Gründung und Untergang einer Lokationsstadt in der „Großen Wildnis“:
Beim Dorf Alt-Wartenburg/Barczewko unweit von Allenstein/Olsztyn (Woiwodschaft Ermland und Masuren, Nordostpolen) liegen am Ufer des Wadangsees die Wälle der ersten Stadt Wartenburg, die bei einer kriegerischen Zerstörung im Jahr 1354 unterging. Ein neuerlicher Aufbau, die heutige Stadt Wartenburg/Barczewo, erfolgte an anderer Stelle. Seitdem liegen die Überreste der Initialgründung unberührt in der Erde. Ein Projekt der Universitäten Danzig/Gdańsk und Greifswald, das maßgeblich durch die Beauftragte der Bundesregierung für Kultur und Medien, aber auch durch die Universität Danzig, die Gemeinde Barczewo und den Historischen Verein für Ermland gefördert wird, erforschte diesen Platz in den letzten Jahren.
Abb. 1: Heutige Ansicht des ehemaligen Stadtwalls von Alt Wartenburg (Foto Arkadiusz Koperkiewicz)
Im Vergleich mit anderen Städten Magdeburger Rechts wirkt das im ehemaligen Hochstift Ermland und in der alten preußischen Landschaft Galinden gelegene Alt-Wartenburg sehr bescheiden.
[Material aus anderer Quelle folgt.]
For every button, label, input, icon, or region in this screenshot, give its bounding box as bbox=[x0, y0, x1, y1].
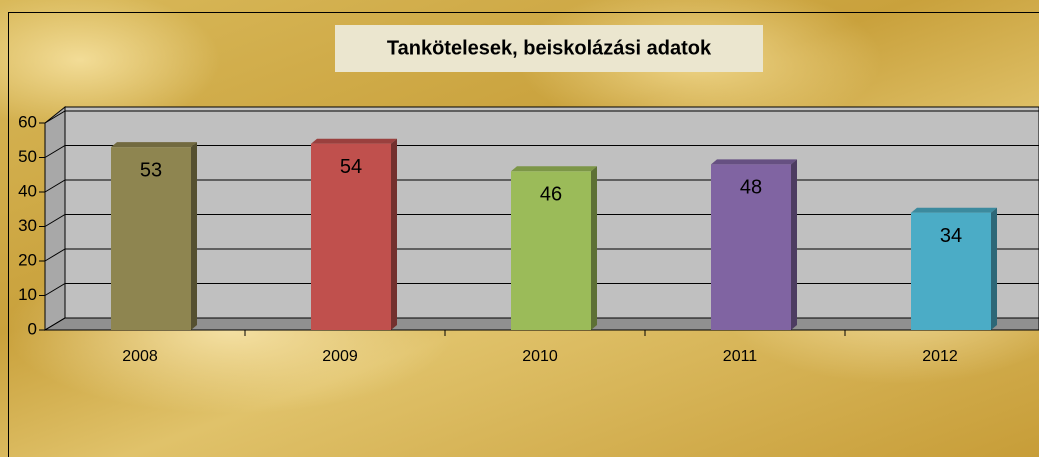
grid-line bbox=[44, 110, 1039, 124]
y-tick-label: 20 bbox=[18, 250, 37, 269]
value-label: 54 bbox=[340, 156, 362, 178]
y-tick-label: 30 bbox=[18, 216, 37, 235]
bar-side bbox=[791, 159, 797, 330]
bar bbox=[111, 147, 191, 330]
value-label: 34 bbox=[940, 225, 962, 247]
bar bbox=[911, 212, 991, 330]
bar bbox=[511, 171, 591, 330]
y-tick-label: 60 bbox=[18, 112, 37, 131]
bar-top bbox=[311, 138, 397, 144]
x-tick-label: 2008 bbox=[122, 348, 158, 365]
bar bbox=[311, 143, 391, 330]
bar-side bbox=[591, 166, 597, 330]
bar-top bbox=[111, 142, 197, 148]
grid-line bbox=[44, 145, 1039, 158]
bar-top bbox=[511, 166, 597, 172]
side-wall bbox=[44, 105, 66, 331]
bar-side bbox=[391, 138, 397, 330]
value-label: 46 bbox=[540, 184, 562, 206]
bar-top bbox=[711, 159, 797, 165]
x-tick-label: 2009 bbox=[322, 348, 358, 365]
y-tick-label: 50 bbox=[18, 147, 37, 166]
y-tick-label: 40 bbox=[18, 181, 37, 200]
y-tick-label: 0 bbox=[28, 319, 37, 338]
value-label: 48 bbox=[740, 177, 762, 199]
bar-top bbox=[911, 207, 997, 213]
chart-title: Tankötelesek, beiskolázási adatok bbox=[387, 37, 712, 59]
y-tick-label: 10 bbox=[18, 285, 37, 304]
bar-side bbox=[191, 142, 197, 330]
value-label: 53 bbox=[140, 159, 162, 181]
x-tick-label: 2011 bbox=[723, 348, 758, 365]
bar-side bbox=[991, 207, 997, 330]
bar bbox=[711, 164, 791, 330]
x-tick-label: 2010 bbox=[522, 348, 558, 365]
title-box bbox=[335, 25, 763, 72]
x-tick-label: 2012 bbox=[922, 348, 958, 365]
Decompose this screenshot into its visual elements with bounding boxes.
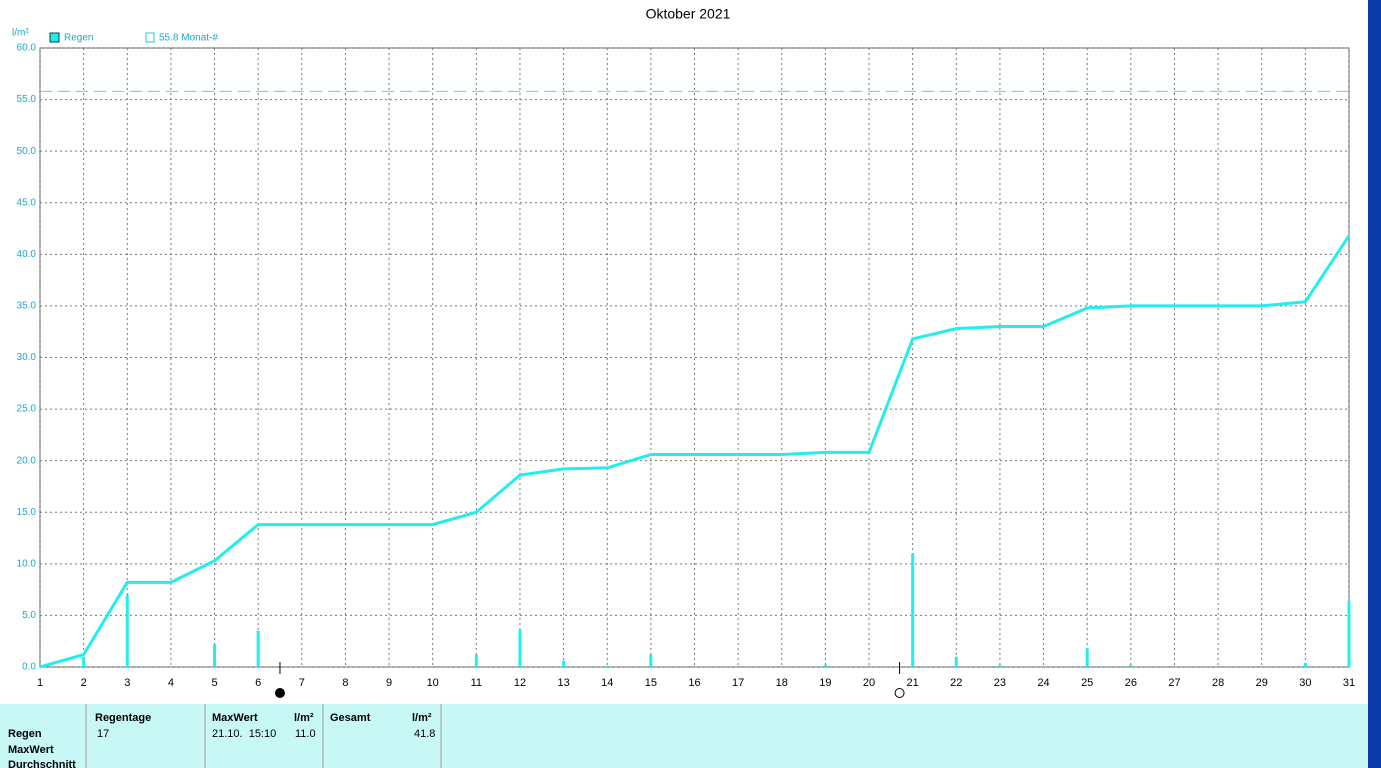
x-tick-label: 20 bbox=[863, 677, 875, 689]
bar bbox=[605, 665, 609, 667]
chart-title: Oktober 2021 bbox=[646, 6, 731, 22]
y-axis-label: l/m² bbox=[12, 28, 29, 39]
y-tick-label: 15.0 bbox=[17, 507, 37, 518]
y-tick-label: 45.0 bbox=[17, 197, 37, 208]
table-header: Regentage bbox=[95, 712, 151, 724]
table-header: Gesamt bbox=[330, 712, 371, 724]
legend-swatch bbox=[145, 32, 155, 43]
bar bbox=[649, 654, 653, 667]
table-cell: 17 bbox=[97, 728, 109, 740]
y-tick-label: 35.0 bbox=[17, 301, 37, 312]
bar bbox=[518, 629, 522, 667]
row-label: MaxWert bbox=[8, 744, 54, 756]
x-tick-label: 22 bbox=[950, 677, 962, 689]
y-tick-label: 0.0 bbox=[22, 662, 36, 673]
legend-label: 55.8 Monat-# bbox=[159, 33, 218, 44]
desktop-strip bbox=[1368, 0, 1381, 768]
x-tick-label: 10 bbox=[427, 677, 439, 689]
x-tick-label: 13 bbox=[557, 677, 569, 689]
y-tick-label: 40.0 bbox=[17, 249, 37, 260]
x-tick-label: 17 bbox=[732, 677, 744, 689]
row-label: Regen bbox=[8, 728, 42, 740]
x-tick-label: 16 bbox=[688, 677, 700, 689]
x-tick-label: 28 bbox=[1212, 677, 1224, 689]
x-tick-label: 24 bbox=[1037, 677, 1049, 689]
x-tick-label: 23 bbox=[994, 677, 1006, 689]
x-tick-label: 1 bbox=[37, 677, 43, 689]
x-tick-label: 12 bbox=[514, 677, 526, 689]
x-tick-label: 31 bbox=[1343, 677, 1355, 689]
x-tick-label: 9 bbox=[386, 677, 392, 689]
y-tick-label: 50.0 bbox=[17, 146, 37, 157]
bar bbox=[256, 630, 260, 667]
row-label: Durchschnitt bbox=[8, 759, 76, 768]
y-tick-label: 60.0 bbox=[17, 43, 37, 54]
y-tick-label: 10.0 bbox=[17, 558, 37, 569]
x-tick-label: 6 bbox=[255, 677, 261, 689]
y-tick-label: 25.0 bbox=[17, 404, 37, 415]
y-tick-label: 30.0 bbox=[17, 352, 37, 363]
x-tick-label: 11 bbox=[471, 677, 482, 689]
y-tick-label: 20.0 bbox=[17, 455, 37, 466]
x-tick-label: 18 bbox=[776, 677, 788, 689]
moon-phase bbox=[274, 688, 285, 698]
bar bbox=[1085, 648, 1089, 667]
legend-label: Regen bbox=[64, 33, 93, 44]
bar bbox=[1303, 662, 1307, 667]
bar bbox=[911, 553, 915, 667]
legend-swatch bbox=[49, 32, 60, 43]
table-header: l/m² bbox=[294, 712, 314, 724]
x-tick-label: 26 bbox=[1125, 677, 1137, 689]
y-tick-label: 55.0 bbox=[17, 94, 37, 105]
bar bbox=[474, 654, 478, 667]
x-tick-label: 2 bbox=[81, 677, 87, 689]
x-tick-label: 21 bbox=[907, 677, 919, 689]
x-tick-label: 27 bbox=[1168, 677, 1180, 689]
x-tick-label: 29 bbox=[1256, 677, 1268, 689]
bar bbox=[1347, 600, 1351, 667]
bar bbox=[562, 660, 566, 667]
moon-phase bbox=[894, 688, 905, 698]
x-tick-label: 5 bbox=[211, 677, 217, 689]
table-header: l/m² bbox=[412, 712, 432, 724]
bar bbox=[998, 664, 1002, 667]
x-tick-label: 30 bbox=[1299, 677, 1311, 689]
summary-panel bbox=[0, 704, 1368, 768]
table-cell: 11.0 bbox=[295, 728, 316, 740]
bar bbox=[954, 656, 958, 667]
bar bbox=[823, 664, 827, 667]
y-tick-label: 5.0 bbox=[22, 610, 36, 621]
x-tick-label: 19 bbox=[819, 677, 831, 689]
x-tick-label: 4 bbox=[168, 677, 174, 689]
bar bbox=[213, 644, 217, 667]
bar bbox=[1129, 664, 1133, 667]
table-header: MaxWert bbox=[212, 712, 258, 724]
cumulative-line bbox=[39, 234, 1351, 669]
bar bbox=[125, 594, 129, 667]
x-tick-label: 8 bbox=[342, 677, 348, 689]
x-tick-label: 15 bbox=[645, 677, 657, 689]
x-tick-label: 3 bbox=[124, 677, 130, 689]
table-cell: 21.10. 15:10 bbox=[212, 728, 276, 740]
bar bbox=[82, 656, 86, 667]
table-cell: 41.8 bbox=[414, 728, 435, 740]
x-tick-label: 14 bbox=[601, 677, 613, 689]
x-tick-label: 7 bbox=[299, 677, 305, 689]
x-tick-label: 25 bbox=[1081, 677, 1093, 689]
Das ursprünglich von Graben und Wall umgebene, unregelmäßig-ovale Stadtterrain befand sich auf einem Geländesporn, der kaum mehr als zwei Hektar Fläche bot. Kurz vor oder um 1330 siedelte sich dort eine kleine Gruppe von Kolonisten wohl hauptsächlich aus Schlesien an, nachdem der ermländische Bischof Eberhard von Neiße (amt. 1300/01–1326) im Jahr 1325 in der Nähe eine Burg hatte errichten lassen. Darf man eine solche Siedlung schon zur Kategorie der Städte zählen? Das kann eindeutig bejaht werden, und zwar aufgrund rechtlicher, sozialer und städtebaulicher Betrachtungen.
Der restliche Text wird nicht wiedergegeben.